A speeding taxi driver who killed a pedestrian just 16 minutes after being let off with a warning by police over his driving was jailed for almost seven years yesterday.
Shakoor Ahmed, 46, was told by a judge he had behaved with ‘gross arrogance’ on the roads on the night he crashed into 32-year-old landscape gardener Dan Beames.
Ahmed was pulled over by two policemen moments earlier while driving with a passenger, and they issued him a formal warning for speeding.
The officers had charitably decided not to charge him with the offence because of the impact a conviction might have on his sixteen-year taxi driving career.
In bodycam footage released after the sentencing, an officer let Ahmed off with a warning, after telling him: ‘Just don’t do it again. I don’t want you or anyone else to get hit or hurt.
‘I’ve seen far too many nasty accidents in my time, and that (his driving) was silly.’
But Gloucester Crown Court heard that Ahmed did not heed the warning—in fact, he boasted about it to his next two passengers when he picked them up at Gloucester Bus station and drove them to Cheltenham in his Toyota Prius taxi.
He struck Mr Beames, who was crossing the street with a freshly bought box of beer under his arm to drink with friends while driving at 100 mph along a bypass that connected the two places. The court heard that he was still travelling 53 mph on a 40 mph route in the town.
Ahmed could not avoid him and the pedestrian suffered catastrophic brain injuries.
Mr Beames’ mother, Yvette White and his partner Jessica Beames, a paramedic who has since changed her surname to his, both read emotional statements to the judge describing the devastation his loss had caused to them and the rest of his family.
Mrs White, a financial administrator, said the death of the youngest of her three children was the second tragedy to hit her because she had lost a daughter in 2020 – and she herself had then been diagnosed with cancer.
She said she has been on anxiety medications since the tragedy, she does not sleep properly any more, and she keeps thinking of her last image of him in hospital with his life ebbing away.

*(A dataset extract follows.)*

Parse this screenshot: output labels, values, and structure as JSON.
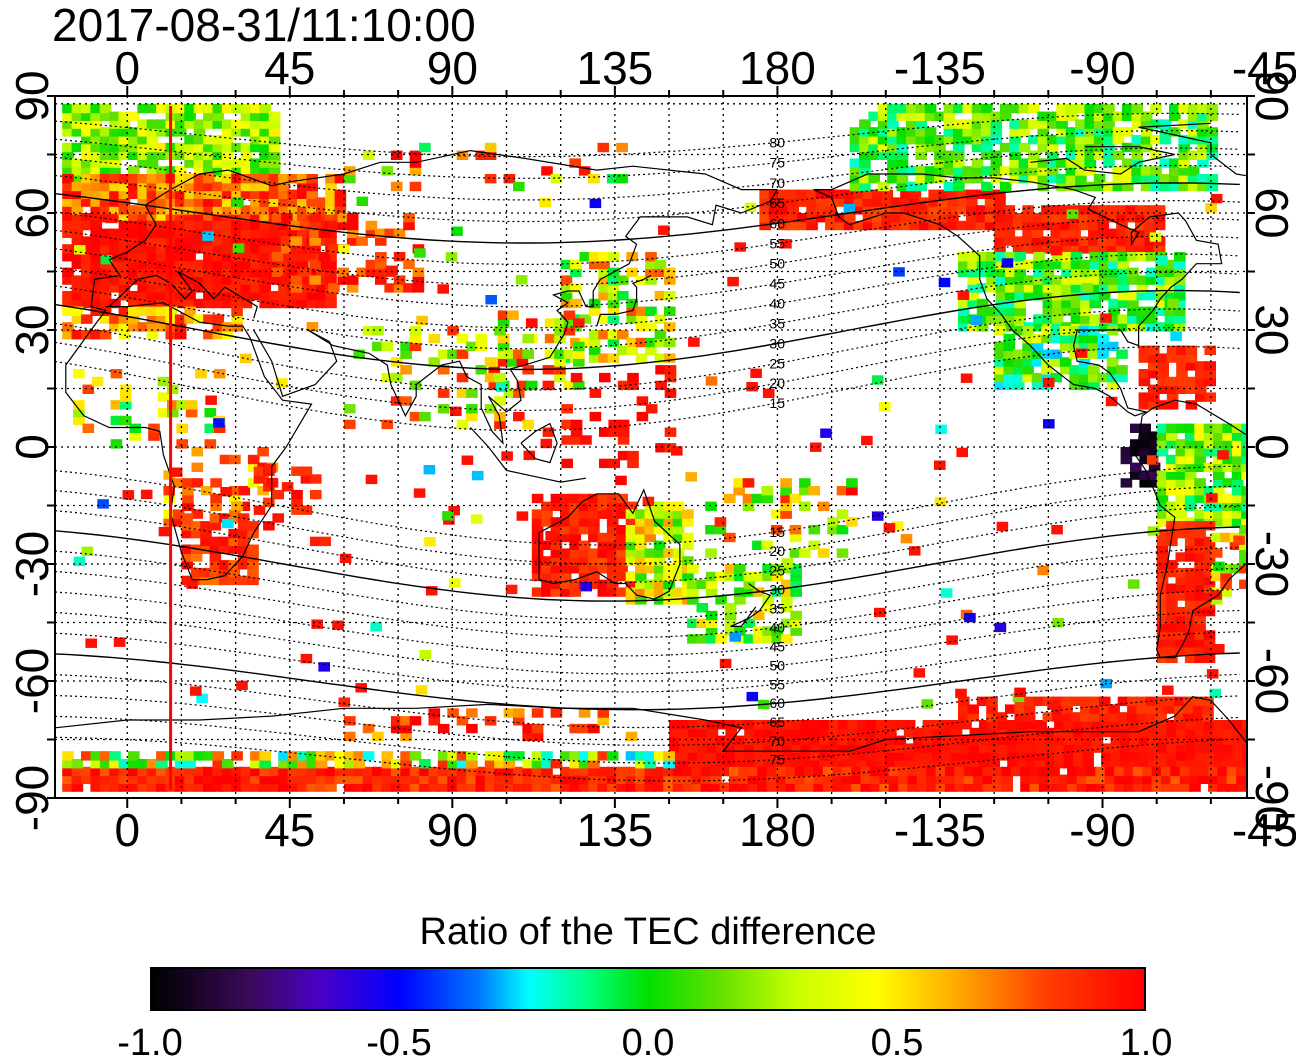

The perpetrator who caused this awful crash should surely receive a much longer sentence, bearing in mind, the fact that he had only just been ordered by the police to slow down and drive correctly.
This criminal should never be trusted to operate a vehicle again, and he should never be permitted to work as a cab driver again due to his willful disobedience of the law.
This man did not receive a meaningful sentence and the victim and family will never get proper justice. He took a life, and he should have been punished accordingly.
When will taking a life get appropriate punishment? What an insult to the grieving family—six years, and he’ll be out in three. This man should have got a minimum of ten years because this was a tragic loss of life. After all, the taxi driver thought he was a boy racer.
This was a very lenient sentence by the judge, especially for taking a life. Is that all someone’s life is worth now?
Anyone who operates a motor vehicle, especially professionally, ought to conduct themselves with the utmost integrity.